I enjoy Hong Sang-soo’s films because they feel like peeking into someone’s very personal life. The dialogues and relaxed angles contribute to this feeling. Here are six of his films team UoH would like to recommend today.
Director Hong Sang-soo has been continuously invited to major film festivals and retrospectives around the world for nearly 20 years since his debut. He is one of the highly regarded Korean filmmakers, especially praised by Cahiers du Cinéma. “I’ve had a child, which is my film, and I need to set it on stage. Some parents dress their child in nice clothes, correct their mannerisms, and teach them behaviors that people will find cute. I want my child to grow up comfortably, so I tell them to just play outside, come up, speak as you think, and then go back down. Then the audience might prefer a child who speaks well and acts cute. Watching my child, some might think, ‘They don’t seem very prepared. Isn’t the parent being irresponsible?’ But I’m leaving the child to grow on its own. I think that’s the main difference.”

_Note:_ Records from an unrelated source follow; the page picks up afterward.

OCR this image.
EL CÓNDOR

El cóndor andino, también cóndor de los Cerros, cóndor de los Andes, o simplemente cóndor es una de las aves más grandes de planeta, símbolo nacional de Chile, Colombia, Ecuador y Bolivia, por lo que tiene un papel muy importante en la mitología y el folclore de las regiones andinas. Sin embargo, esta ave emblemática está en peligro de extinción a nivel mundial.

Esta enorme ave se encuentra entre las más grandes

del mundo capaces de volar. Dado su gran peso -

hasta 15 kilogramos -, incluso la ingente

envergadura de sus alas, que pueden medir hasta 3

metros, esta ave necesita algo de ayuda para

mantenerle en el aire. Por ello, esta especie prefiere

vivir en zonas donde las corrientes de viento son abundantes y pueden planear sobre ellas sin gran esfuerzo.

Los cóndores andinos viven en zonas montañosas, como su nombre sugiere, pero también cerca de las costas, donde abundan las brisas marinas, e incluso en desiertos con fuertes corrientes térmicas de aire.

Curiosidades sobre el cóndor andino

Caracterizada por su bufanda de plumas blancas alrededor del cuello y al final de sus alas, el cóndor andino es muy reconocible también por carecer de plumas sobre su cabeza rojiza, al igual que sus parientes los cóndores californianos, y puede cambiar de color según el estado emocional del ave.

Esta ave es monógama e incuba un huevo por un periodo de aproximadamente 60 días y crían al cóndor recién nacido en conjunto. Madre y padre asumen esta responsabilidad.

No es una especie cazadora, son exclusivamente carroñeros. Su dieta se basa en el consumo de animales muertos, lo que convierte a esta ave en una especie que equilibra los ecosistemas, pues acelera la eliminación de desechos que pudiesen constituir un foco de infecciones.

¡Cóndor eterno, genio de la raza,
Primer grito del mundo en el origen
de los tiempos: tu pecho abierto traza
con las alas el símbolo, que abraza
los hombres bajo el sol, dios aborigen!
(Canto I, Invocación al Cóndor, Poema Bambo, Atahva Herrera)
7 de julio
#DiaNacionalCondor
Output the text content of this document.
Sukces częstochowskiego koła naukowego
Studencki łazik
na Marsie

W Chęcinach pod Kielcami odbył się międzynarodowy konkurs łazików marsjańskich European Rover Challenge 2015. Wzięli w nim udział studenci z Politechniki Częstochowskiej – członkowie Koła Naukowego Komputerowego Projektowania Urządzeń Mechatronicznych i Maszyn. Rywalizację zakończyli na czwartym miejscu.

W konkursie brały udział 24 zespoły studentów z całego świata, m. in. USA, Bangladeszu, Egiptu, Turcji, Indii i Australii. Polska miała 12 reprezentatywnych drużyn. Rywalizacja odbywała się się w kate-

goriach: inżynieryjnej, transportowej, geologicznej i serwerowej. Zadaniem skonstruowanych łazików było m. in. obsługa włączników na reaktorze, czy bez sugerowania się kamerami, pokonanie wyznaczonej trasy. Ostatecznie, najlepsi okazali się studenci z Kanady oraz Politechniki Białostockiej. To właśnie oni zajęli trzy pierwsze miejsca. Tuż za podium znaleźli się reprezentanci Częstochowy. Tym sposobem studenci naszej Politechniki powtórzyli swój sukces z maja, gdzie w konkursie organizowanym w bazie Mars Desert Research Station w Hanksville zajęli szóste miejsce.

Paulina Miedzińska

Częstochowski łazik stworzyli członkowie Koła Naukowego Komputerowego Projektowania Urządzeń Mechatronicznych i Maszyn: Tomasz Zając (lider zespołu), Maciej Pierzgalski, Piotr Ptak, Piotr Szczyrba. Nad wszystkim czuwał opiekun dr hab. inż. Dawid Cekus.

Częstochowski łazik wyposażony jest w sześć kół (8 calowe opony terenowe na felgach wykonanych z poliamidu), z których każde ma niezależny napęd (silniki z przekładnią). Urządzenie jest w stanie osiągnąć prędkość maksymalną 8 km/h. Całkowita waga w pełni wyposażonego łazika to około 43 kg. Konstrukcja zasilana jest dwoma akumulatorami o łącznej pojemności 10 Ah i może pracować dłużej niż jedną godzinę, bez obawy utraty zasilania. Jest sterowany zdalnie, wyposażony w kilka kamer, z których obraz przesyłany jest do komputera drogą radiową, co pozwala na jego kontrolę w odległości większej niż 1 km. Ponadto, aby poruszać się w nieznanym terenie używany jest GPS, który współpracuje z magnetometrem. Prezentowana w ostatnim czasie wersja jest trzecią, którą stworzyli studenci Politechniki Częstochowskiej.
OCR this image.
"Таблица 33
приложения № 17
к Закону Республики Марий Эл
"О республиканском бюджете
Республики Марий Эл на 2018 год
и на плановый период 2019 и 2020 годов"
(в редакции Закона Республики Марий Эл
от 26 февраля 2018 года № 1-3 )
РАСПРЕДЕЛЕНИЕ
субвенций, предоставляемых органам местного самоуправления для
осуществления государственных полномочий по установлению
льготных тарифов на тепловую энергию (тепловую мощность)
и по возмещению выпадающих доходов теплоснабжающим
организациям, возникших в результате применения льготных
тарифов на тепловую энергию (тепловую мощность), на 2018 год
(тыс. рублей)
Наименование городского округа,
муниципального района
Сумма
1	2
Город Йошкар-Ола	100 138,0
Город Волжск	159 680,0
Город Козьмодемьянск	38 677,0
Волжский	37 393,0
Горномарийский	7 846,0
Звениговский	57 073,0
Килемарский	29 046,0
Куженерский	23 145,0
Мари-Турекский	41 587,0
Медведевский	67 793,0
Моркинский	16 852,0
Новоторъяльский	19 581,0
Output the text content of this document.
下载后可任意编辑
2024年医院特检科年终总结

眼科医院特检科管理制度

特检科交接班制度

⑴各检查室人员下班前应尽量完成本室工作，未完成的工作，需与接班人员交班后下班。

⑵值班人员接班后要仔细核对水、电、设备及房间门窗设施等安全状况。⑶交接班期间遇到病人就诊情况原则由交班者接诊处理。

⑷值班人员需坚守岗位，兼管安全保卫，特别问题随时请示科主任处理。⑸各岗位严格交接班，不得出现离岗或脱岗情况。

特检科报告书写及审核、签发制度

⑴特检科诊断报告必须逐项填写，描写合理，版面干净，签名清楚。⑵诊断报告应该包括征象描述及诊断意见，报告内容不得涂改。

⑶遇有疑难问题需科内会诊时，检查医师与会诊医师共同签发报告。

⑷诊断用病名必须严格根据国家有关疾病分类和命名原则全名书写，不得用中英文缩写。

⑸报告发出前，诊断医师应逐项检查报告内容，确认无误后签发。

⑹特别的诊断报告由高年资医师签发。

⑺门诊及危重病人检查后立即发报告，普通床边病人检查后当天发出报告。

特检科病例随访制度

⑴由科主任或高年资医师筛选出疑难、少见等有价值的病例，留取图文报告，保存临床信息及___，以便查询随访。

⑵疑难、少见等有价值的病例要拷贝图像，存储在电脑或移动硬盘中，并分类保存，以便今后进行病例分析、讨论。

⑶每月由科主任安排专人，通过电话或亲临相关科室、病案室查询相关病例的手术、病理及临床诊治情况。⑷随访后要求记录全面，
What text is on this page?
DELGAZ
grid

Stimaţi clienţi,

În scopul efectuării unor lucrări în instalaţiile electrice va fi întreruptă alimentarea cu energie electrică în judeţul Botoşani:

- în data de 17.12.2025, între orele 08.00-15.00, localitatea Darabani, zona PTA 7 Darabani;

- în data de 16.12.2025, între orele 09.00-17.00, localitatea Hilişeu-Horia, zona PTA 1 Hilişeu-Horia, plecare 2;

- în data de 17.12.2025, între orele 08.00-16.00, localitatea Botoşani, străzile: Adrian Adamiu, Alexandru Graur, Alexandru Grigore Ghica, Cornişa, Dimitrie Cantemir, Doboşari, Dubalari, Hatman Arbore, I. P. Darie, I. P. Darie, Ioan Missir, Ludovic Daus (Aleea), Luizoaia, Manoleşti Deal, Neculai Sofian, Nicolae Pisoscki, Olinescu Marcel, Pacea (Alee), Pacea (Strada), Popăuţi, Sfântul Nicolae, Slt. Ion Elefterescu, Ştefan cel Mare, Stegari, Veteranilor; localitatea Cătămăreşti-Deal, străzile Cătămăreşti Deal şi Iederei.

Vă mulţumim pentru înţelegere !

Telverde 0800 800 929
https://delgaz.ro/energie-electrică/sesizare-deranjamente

From an interview with Hong Sang-soo on Naver Cast
The emergence of director Hong Sang-soo was a very fresh shock to the Korean film industry. This film was based on a novel. In the original novel, the story involves a love triangle between a novelist, a married woman, and a ticket seller who is infatuated with the novelist. In Hong Sang-soo’s film, however, a theater employee character is added. Through static camera movements and a dry, realistic tone, one can sense Hong Sang-soo’s cinematic world. The hypocrisy between the sexes is depicted as grotesque and selfish, much like a pig trapped in a well.
This is Hong Sang-soo’s sixth feature film. It is divided into two parts: the first part tells the story of a man who, after finishing the college entrance exam, coincidentally encounters his first love; the second part follows the protagonist after he watches a film in a theater, where, as if by coincidence, he encounters the female lead from the movie outside the theater. While the second part initially seems to mirror the first part, the relationship between the two halves becomes increasingly complex as the film progresses. This work is noted for marking the beginning of a serious examination of Hong Sang-soo’s film editing and structure.
This film boasts several unique features, including being the first of Hong Sang-soo’s films to be featured at the Berlin Film Festival and having scenes shot abroad. In the summer of 2007, a painter who is caught smoking marijuana flees to Paris. The life he encounters in Paris, as he seeks to avoid arrest, feels like an escape from reality. With little to do but wander the streets, he constantly thinks about his wife whom he left behind. However, in an effort to start anew, he meets Korean artists introduced by a guesthouse owner and tries to adapt to the unfamiliar city. The film portrays the protagonist’s dual life, connecting the nights of Seoul with the days of Paris.
This is Hong Sang-soo’s tenth feature film. The film tells the story of a summer in Tongyeong through the perspectives of two men. One man, who is contemplating immigrating to Canada, meets an older colleague and drinks makgeolli at the foot of Cheonggye Mountain. They discover that they both recently visited Tongyeong and share stories about their enjoyable experiences there over a glass of makgeolli. The use of close-ups, flashbacks, and other cinematic techniques that contrast the protagonists’ present and past is highly noteworthy.
This is Hong Sang-soo’s eleventh feature film, released in 2010, for which he wrote the script and directed. The film tells the story of a film student named Oki, who creates a movie about a young man and an older man she once dated. The film is structured around her experiences visiting Achasan (a hill located between Gwangjin-gu and Guri in South Korea) with each man, separated by a decade. The movie juxtaposes these experiences in different spaces on the hill, reflecting the emotional journey of one person.